Lettre à ma mère Nansa

C’est toujours avec un goût amer que je me rappelle de ce jour de 5 octobre, c’était un vendredi, où maman tu es partie à jamais à la suite d’une maladie en 2012.

Maman Nansa / crédit photo Awa Seydou 

J’ai toujours du mal à parler de ton décès,pour me soulager, je parle de départ, espérant qu’un jour nos destins se croiseront encore à nouveau. Ce fut pour moi, une énorme chance d’avoir été ta fille, un infini merci pour tout ce que tu fis, pour moi, maman Nansa Doumbia.

Plus qu’une mère, tu a été une amie, une confidente, un guide, , un exmple.Oui, Gafou que je suis(comme tu me surnommais), est plus que reconnaissante envers toi pour toute la tendresse, tout l’amour, et la protection dont tu m’as donnés aux côtés de Papa Seydou que tu appelais toujours par son nom de famille de Traoré.

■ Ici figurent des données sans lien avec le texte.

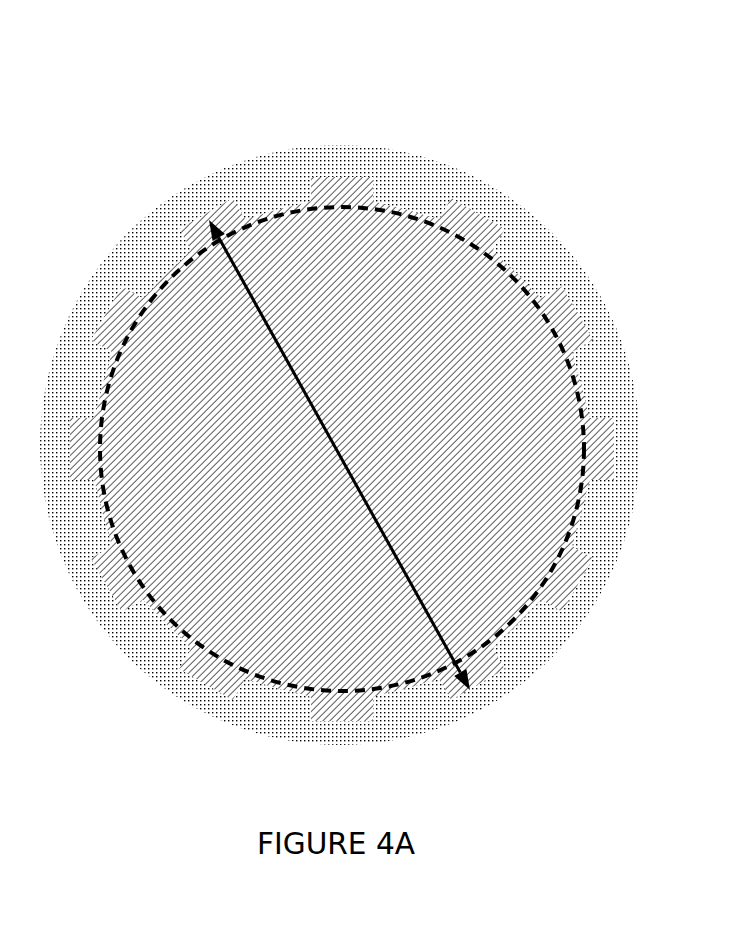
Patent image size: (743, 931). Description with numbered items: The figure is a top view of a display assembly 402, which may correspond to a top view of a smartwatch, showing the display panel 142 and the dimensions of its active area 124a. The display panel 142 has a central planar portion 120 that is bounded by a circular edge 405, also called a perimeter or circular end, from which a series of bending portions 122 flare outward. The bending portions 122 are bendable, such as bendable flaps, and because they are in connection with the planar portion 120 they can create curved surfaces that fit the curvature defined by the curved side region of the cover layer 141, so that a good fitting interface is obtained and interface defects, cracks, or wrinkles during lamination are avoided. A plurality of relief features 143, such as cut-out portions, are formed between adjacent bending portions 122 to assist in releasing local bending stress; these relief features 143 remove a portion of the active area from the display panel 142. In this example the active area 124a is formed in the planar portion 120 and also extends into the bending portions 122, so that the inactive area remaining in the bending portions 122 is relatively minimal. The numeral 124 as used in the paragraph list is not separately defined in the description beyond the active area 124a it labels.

Six ans de départ, d’absence que j’ai dû mal à accepter des fois, quand je pense à toutes nos complicités, nos causeries de mère -file, à notre denier coup de file ce jour là. Oui, après 3 appels, on s’est dit au revoir jusqu’à demain,c’est ainsi quelques heures après, Papa m’annonça ton décès, inutile de dire que ce fût un choc, un séisme.Oui, même si vous m’avez toujours demander de garder le moral intact face aux circonstances, des fois je me perds, me rendant  compte que tu es partant …

Merci pour toutes les valeurs transmises, je ferai mon possible, pour les transmettre  à tes petits chéris, Adama, Ibrahima et Seydou.C’est Adama, que tu as vu, et tant aimé, il a eu ses 7 bougies juillet dernier et se prends pour superman.Je sais que tu allais être hyper contente de les voir mettre tant d’ambiance à la maison.

Bref , merci de faire partie de ma vie, même en étant de l’autre côté, sans aucun doute, tu continues à inspirer ma vie. Je dirai à tes pétits maris(pétifs fils) de perpétuer l’œuvre d’une dame de principe, sincère, affectueuse, et véridique.